A Carer for All Ages
As an in-flight service supervisor for Cathay Dragon, Connie Cheung, 57, had reached the best rung of her profession ladder. Ms. Cheung, who shouldn’t be associated to Mandi Cheung, joined the airline, then known as Dragonair, greater than three a long time in the past as a flight attendant. She had lately prolonged her contract after reaching 55, the retirement age for cabin crew.
She was caring for her grandson and her daughter-in-law when the airline shut down in 2020. She determined to take a sequence of presidency programs in postnatal care, studying the right way to carry out breast massages and boil hearty natural soups. She began coaching to be a pui yuet, or nanny, for infants and a carer for brand spanking new moms, and in 2021, she started her second profession.
“Now I’m a newbie once more,” Ms. Cheung mentioned.
She and a good friend, Wing Lam, 48, one other in-flight service supervisor turned postpartum nanny, commerce recommendations on the right way to handle germophobic moms and grumbling grandparents. They joke about how their glossy suitcases have been changed by metallic carts, which they haul from the subway to moist markets to purchase groceries for the meals they cook dinner for his or her shoppers.
When she misplaced her airline job, Ms. Cheung had been making roughly $4,500 a month plus advantages, like well being care. Now, she makes about $3,300 a month. Ms. Lam, for her half, misses the fun of managing a airplane crew, regardless of the stress and uncertainties that got here with each flight.
In Could, Cathay Pacific despatched recruitment emails to hundreds of laid-off staff, asking them to reapply — for entry-level positions.
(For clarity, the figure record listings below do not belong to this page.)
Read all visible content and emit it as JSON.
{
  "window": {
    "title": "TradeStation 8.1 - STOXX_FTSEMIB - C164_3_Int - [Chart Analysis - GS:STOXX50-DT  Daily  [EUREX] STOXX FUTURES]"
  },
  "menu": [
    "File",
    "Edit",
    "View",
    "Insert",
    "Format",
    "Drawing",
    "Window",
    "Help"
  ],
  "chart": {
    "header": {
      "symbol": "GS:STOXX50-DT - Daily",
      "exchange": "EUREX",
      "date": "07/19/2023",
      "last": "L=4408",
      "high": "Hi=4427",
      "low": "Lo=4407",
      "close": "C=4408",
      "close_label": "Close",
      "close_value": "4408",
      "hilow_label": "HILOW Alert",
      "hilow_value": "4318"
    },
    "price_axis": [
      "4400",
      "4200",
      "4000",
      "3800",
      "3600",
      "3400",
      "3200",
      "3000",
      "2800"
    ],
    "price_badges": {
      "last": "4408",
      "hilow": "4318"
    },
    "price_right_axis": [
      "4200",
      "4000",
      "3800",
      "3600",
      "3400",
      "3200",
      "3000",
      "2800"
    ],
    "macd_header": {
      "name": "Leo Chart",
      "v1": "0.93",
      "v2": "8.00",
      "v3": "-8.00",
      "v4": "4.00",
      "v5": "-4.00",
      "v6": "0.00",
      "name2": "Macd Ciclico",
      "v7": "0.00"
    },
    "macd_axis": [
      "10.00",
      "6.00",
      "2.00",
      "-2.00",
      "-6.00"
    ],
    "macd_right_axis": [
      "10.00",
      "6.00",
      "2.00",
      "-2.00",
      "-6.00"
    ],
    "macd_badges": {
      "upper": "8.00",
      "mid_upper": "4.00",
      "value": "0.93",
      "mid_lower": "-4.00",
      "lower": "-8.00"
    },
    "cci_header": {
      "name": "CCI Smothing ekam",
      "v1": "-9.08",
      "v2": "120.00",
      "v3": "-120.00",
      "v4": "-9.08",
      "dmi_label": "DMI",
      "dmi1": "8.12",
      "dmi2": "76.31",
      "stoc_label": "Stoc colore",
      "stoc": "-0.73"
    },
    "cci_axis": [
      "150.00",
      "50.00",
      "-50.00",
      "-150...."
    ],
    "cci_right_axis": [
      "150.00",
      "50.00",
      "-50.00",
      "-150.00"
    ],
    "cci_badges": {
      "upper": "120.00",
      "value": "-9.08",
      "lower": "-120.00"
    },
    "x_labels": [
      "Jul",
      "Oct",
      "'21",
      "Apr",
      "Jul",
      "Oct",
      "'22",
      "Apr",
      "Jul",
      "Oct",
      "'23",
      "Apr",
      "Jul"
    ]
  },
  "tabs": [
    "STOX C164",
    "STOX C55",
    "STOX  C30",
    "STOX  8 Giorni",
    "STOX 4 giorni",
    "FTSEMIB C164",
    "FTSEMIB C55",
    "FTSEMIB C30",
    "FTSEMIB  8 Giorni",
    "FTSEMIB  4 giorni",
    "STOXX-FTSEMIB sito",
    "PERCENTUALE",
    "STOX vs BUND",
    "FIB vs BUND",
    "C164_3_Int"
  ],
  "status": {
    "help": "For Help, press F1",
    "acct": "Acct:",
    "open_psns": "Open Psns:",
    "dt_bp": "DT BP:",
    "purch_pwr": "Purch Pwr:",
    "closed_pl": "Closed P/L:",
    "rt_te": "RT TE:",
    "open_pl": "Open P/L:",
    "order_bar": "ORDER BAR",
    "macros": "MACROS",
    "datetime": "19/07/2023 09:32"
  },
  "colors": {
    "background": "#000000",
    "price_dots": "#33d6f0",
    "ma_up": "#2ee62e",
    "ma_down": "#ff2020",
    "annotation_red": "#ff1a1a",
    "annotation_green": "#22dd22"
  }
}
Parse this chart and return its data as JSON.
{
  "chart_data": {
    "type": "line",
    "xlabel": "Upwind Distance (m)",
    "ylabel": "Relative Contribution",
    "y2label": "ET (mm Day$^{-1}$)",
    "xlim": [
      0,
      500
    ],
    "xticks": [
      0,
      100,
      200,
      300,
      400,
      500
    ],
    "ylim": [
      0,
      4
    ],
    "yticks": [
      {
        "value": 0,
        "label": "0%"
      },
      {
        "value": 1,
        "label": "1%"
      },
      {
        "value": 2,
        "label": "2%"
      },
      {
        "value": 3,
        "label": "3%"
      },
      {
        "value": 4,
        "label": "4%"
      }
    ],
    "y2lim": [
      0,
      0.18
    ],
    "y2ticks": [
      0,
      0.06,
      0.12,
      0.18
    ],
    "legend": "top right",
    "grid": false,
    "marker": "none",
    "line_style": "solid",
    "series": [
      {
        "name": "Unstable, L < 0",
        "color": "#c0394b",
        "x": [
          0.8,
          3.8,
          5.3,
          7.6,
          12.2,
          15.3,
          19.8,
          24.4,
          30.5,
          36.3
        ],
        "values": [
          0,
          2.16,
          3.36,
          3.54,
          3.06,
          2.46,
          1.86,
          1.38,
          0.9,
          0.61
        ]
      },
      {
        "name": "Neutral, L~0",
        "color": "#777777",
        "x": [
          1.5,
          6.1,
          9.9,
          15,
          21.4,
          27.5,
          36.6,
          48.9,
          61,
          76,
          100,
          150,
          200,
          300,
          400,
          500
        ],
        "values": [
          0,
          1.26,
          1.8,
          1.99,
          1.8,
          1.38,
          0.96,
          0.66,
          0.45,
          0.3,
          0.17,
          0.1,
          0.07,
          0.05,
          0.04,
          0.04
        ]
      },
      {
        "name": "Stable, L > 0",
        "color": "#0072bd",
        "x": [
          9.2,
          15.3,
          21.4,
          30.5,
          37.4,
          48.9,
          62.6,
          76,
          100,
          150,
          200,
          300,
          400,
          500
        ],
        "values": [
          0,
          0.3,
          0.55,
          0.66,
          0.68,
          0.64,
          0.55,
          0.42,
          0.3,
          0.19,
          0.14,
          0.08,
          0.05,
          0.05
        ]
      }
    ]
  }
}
Ms. Lam holds out hope that the airline will rehire senior workers. However within the meantime, she plans to make use of her in-flight managerial expertise as a nanny agent, matching carers with dad and mom. She has begun coaching people who find themselves new to the business, together with former flight attendants.
Ms. Cheung is staying the course. Her calendar has crammed up as shoppers have referred her to different expectant moms. Whereas the work is unstable — she’ll get no requests one month, then a number of the following — she hopes it would quickly pay for household holidays.
She mentioned she might see herself taking good care of infants for the following 10 years: “I’ve discovered my new path in life.”